First, as Julius Wellhausen and Hermann Gunkel clearly articulated, the composers of the Pentateuchal sources arguably combined disparate narratives that circulated in Israelite oral tradition. As Wellhausen writes: “In themselves, heterogenous components do not exclude the unity and naturalness of a written connection; it is possible that already the first [written] recording of the oral tradition associated all kinds of matter that had no internal connection.”871 Narrative units that may have at one time circulated separately (in oral and/or written traditions) were arguably combined episodically by the written composers.872 Literary texts in the biblical and ancient Near Eastern world are often episodic and internally disparate.873 It is a logical error to infer that the identification of a literary episode entails the identification of a separate literary composition.

Otto Eissfeldt made this point forcefully in an article on “The Smallest Literary Unit in the Narrative Books of the Old Testament.” He writes: “it is not the “individual narrative” which is to be regarded as the smallest independent literary unit in the narrative books, but the larger context, whose extent must be determined by study of the horizon of the individual narratives.”874 He gives numerous examples where the literary horizon of an individual narrative is clearly discernible in the larger composition. This larger literary horizon is not contested nowadays for the P or D source, but it is in the non-P sources, due to Rendtorff’s methodological rule. But the strict equation of “independent narrative” with “smallest independent literary unit” is unwarranted. Intertextual verbal links are evident in the J and E sources, as I have shown above, as they are in the P and D sources. One can have as a starting point the assumption that all intertextual verbal links between individual narratives are late redactional supplements, but in any given instance this assumption must be flexible and corrigible. The large-scale literary horizon of the narratives, in Eissfeldt’s term, is a methodological imperative for identifying a literary composition.

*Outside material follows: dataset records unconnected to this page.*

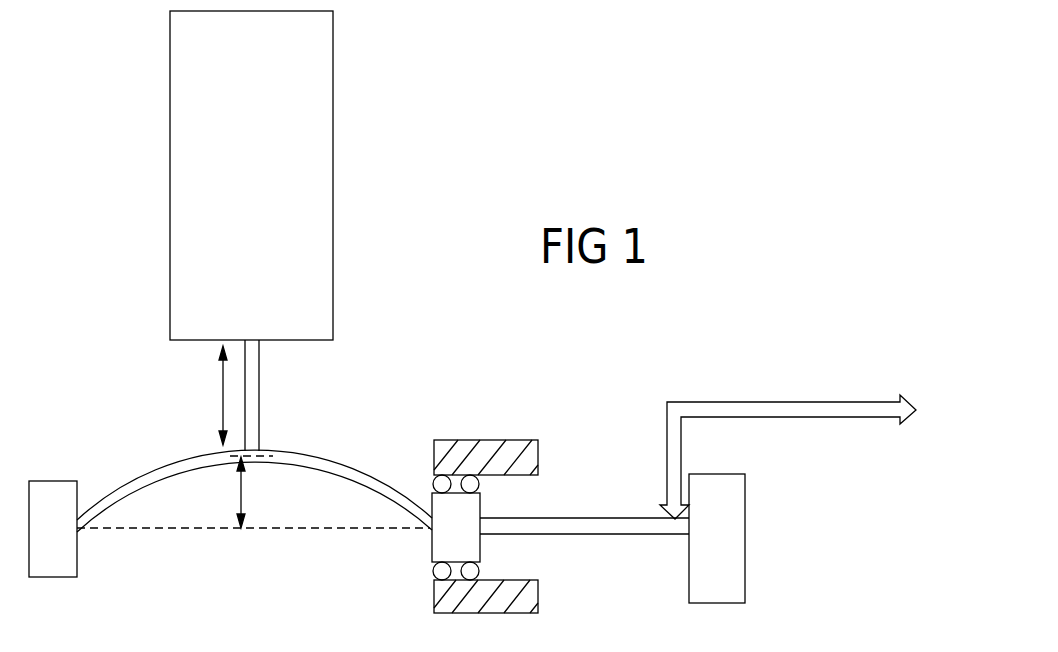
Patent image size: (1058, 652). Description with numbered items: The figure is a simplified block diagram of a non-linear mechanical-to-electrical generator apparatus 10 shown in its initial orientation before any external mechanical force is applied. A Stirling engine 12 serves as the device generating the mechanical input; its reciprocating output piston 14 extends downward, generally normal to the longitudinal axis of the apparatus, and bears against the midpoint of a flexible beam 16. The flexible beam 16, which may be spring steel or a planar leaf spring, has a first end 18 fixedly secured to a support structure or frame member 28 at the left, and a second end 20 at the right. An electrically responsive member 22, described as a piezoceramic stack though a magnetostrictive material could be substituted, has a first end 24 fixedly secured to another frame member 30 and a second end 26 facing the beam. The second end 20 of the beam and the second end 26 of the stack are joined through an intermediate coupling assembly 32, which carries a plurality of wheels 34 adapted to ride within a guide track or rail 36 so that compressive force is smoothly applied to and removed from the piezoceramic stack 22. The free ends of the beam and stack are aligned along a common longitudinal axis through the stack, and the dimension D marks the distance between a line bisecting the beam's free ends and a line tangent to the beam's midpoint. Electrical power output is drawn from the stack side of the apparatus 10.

The mechanical-to-electrical generator apparatus 10 is at (668, 365).
The Stirling engine 12 is at (325, 273).
The reciprocating output piston 14 is at (253, 382).
The flexible beam 16 is at (147, 465).
The first end of flexible beam 18 is at (90, 519).
The second end of flexible beam 20 is at (420, 515).
The electrically responsive member 22 is at (611, 508).
The first end of piezoceramic stack 24 is at (675, 534).
The second end of piezoceramic stack 26 is at (495, 535).
The frame member 28 is at (47, 557).
The frame member 30 is at (703, 474).
The coupling assembly 32 is at (494, 506).
The wheels 34 is at (437, 480).
The guide track 36 is at (447, 593).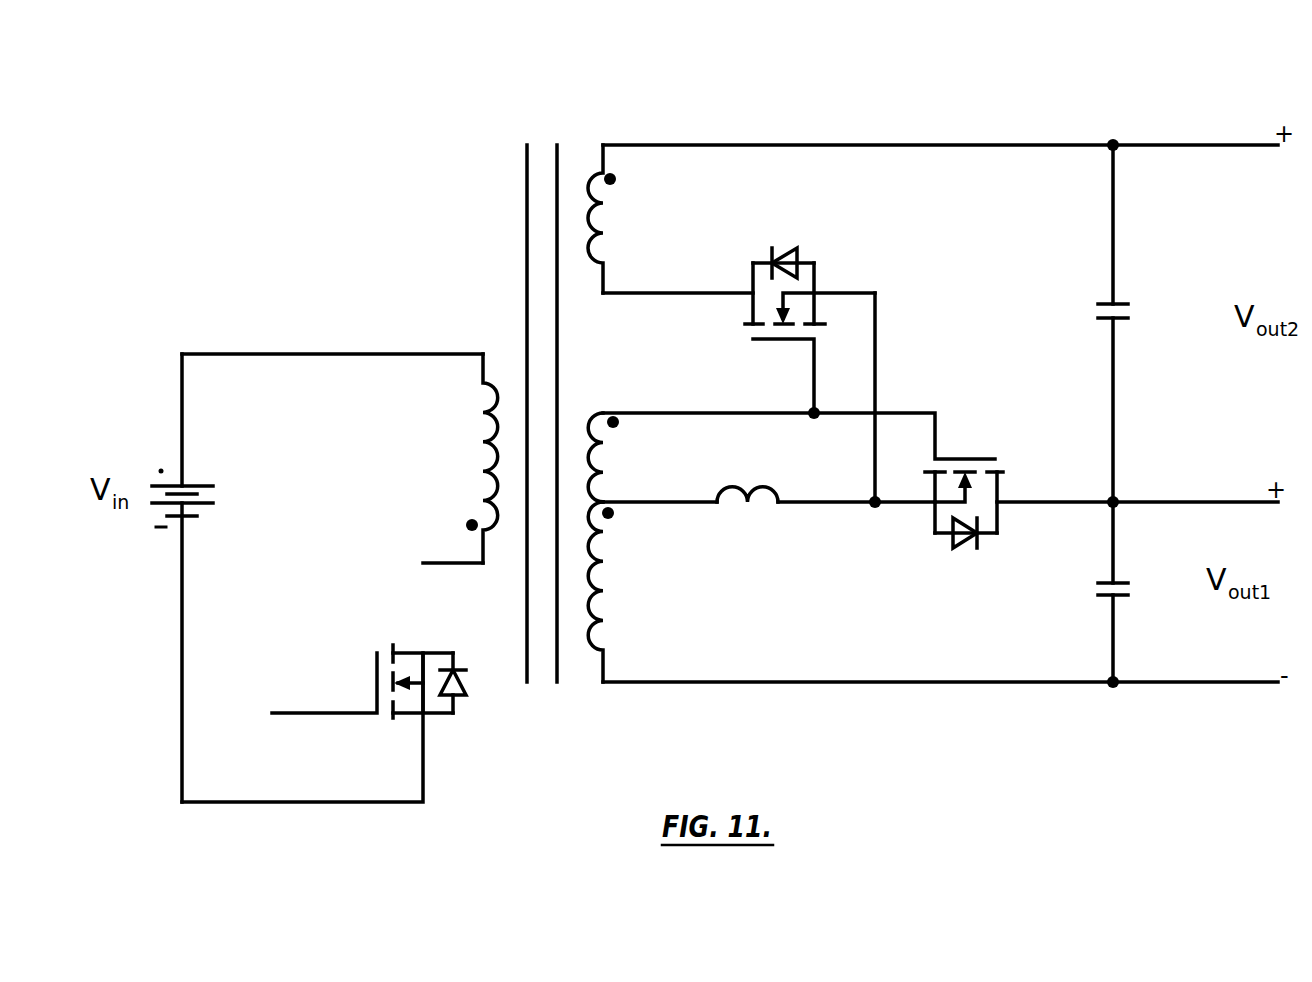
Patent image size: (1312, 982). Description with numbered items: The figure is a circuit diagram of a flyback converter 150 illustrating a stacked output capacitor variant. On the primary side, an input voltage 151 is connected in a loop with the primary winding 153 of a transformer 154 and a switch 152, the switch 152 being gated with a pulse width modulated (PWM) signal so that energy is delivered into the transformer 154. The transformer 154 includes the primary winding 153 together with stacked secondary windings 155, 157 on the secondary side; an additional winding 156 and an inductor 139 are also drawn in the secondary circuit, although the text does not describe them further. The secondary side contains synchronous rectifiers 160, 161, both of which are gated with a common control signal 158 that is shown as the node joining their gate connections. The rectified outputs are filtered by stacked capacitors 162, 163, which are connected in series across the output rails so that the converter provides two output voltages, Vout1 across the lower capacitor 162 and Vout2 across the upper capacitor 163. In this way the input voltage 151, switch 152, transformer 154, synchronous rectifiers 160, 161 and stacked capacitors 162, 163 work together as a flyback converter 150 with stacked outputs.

The conflation of the aims of form- and source-criticism is arguably a mistaken approach.

On the latter point, Erhard Blum has astutely noted that form criticism is not a single inquiry with a definable method, but an “amalgam of elements of independent lines of questioning.” He concludes: “no specific ‘form-critical method’ exists.”875 If Blum is correct, then there is no specific form-critical method to be transferred into source criticism.